Three beams of light (red for infrared, yellow for visible light and violet for ultraviolet) travel through a layer of SnO2. Absorption by the conduction electrons in the oxide reduces the intensity of the beams. (Image: Hartwin Peelaers, UCSB)

Conducting oxides strike a balance between transparency and conductivity because their wide bandgaps prevent absorption of visible light by excitation of electrons across the gap, according to the researchers. At the same time, dopant atoms provide additional electrons in the conduction band that enable electrical conductivity. However, these free electrons can also absorb light by being excited to higher conduction-band states.

“Direct absorption of visible light cannot occur in these materials because the next available electron level is too high in energy,” said Hartwin Peelaers, a postdoctoral researcher and the lead author of the paper. “But, we found that more complex absorption mechanisms, which also involve lattice vibrations, can be remarkably strong.”

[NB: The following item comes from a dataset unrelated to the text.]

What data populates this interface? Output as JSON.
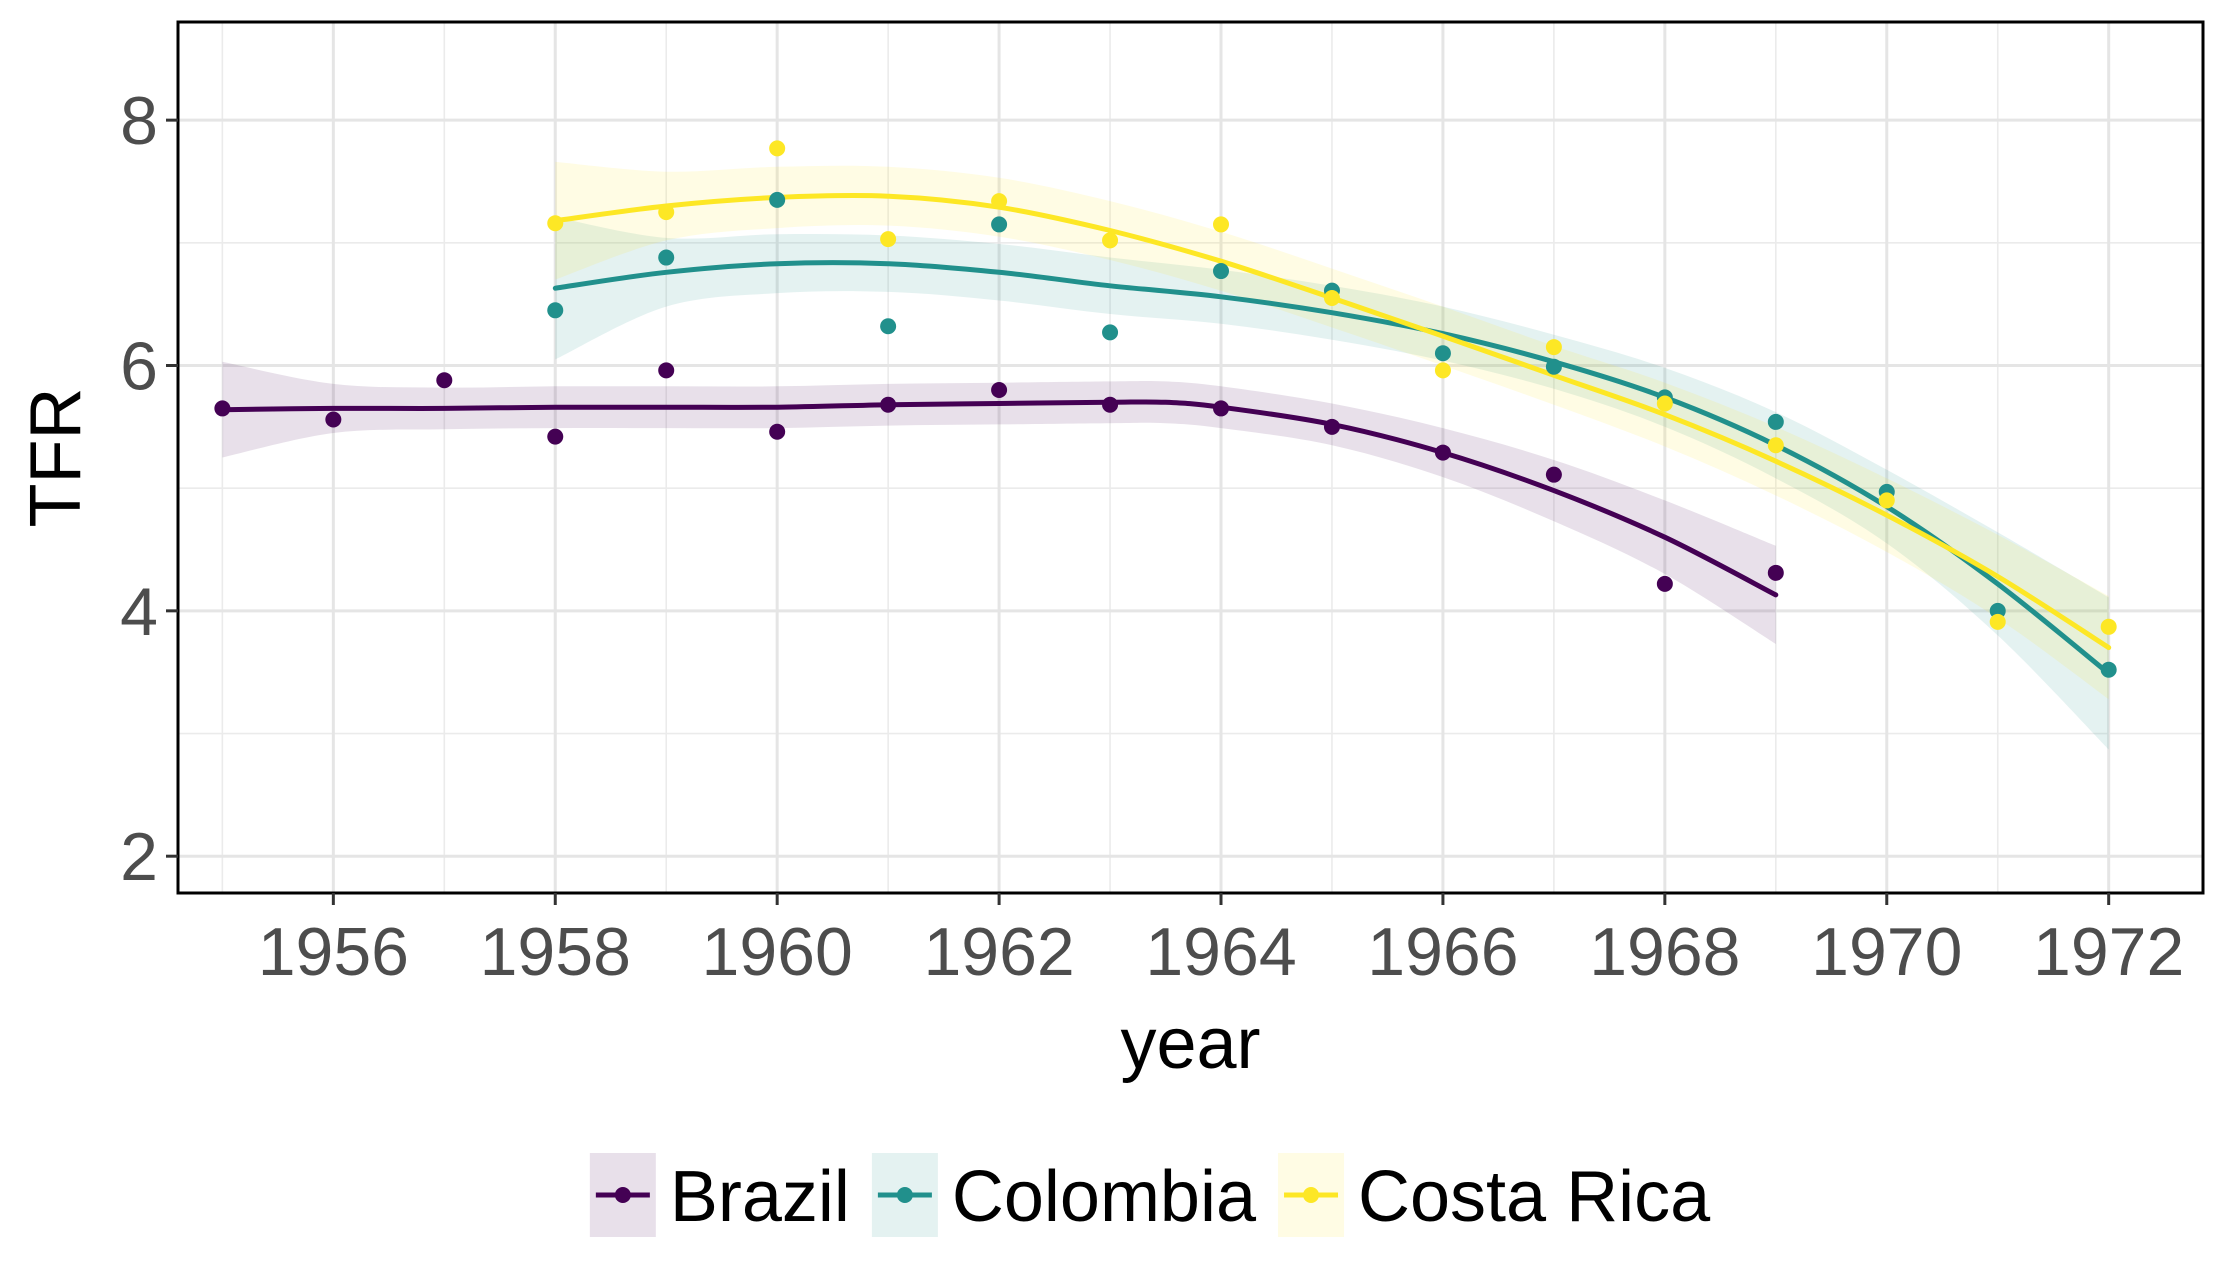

The group observed that SnO2 only weakly absorbs visible light, letting most light pass through and making it a useful transparent contact. In their study, the transparency of SnO2 declined when moving to other wavelength regions. Absorption was five times stronger for ultraviolet light and 20 times stronger for the infrared light used in telecommunications.

“Every bit of light that gets absorbed reduces the efficiency of a solar cell or LED,” said Chris Van de Walle, head of the research group and a professor of materials science. “Understanding what causes the absorption is essential for engineering improved materials to be used in more efficient devices.”

The research was supported as part of the UCSB Center for Energy Efficient Materials, an Energy Frontier Research Center funded by the US Department of Energy, the Belgian American Educational Foundation and the UCSB Materials Research Laboratory.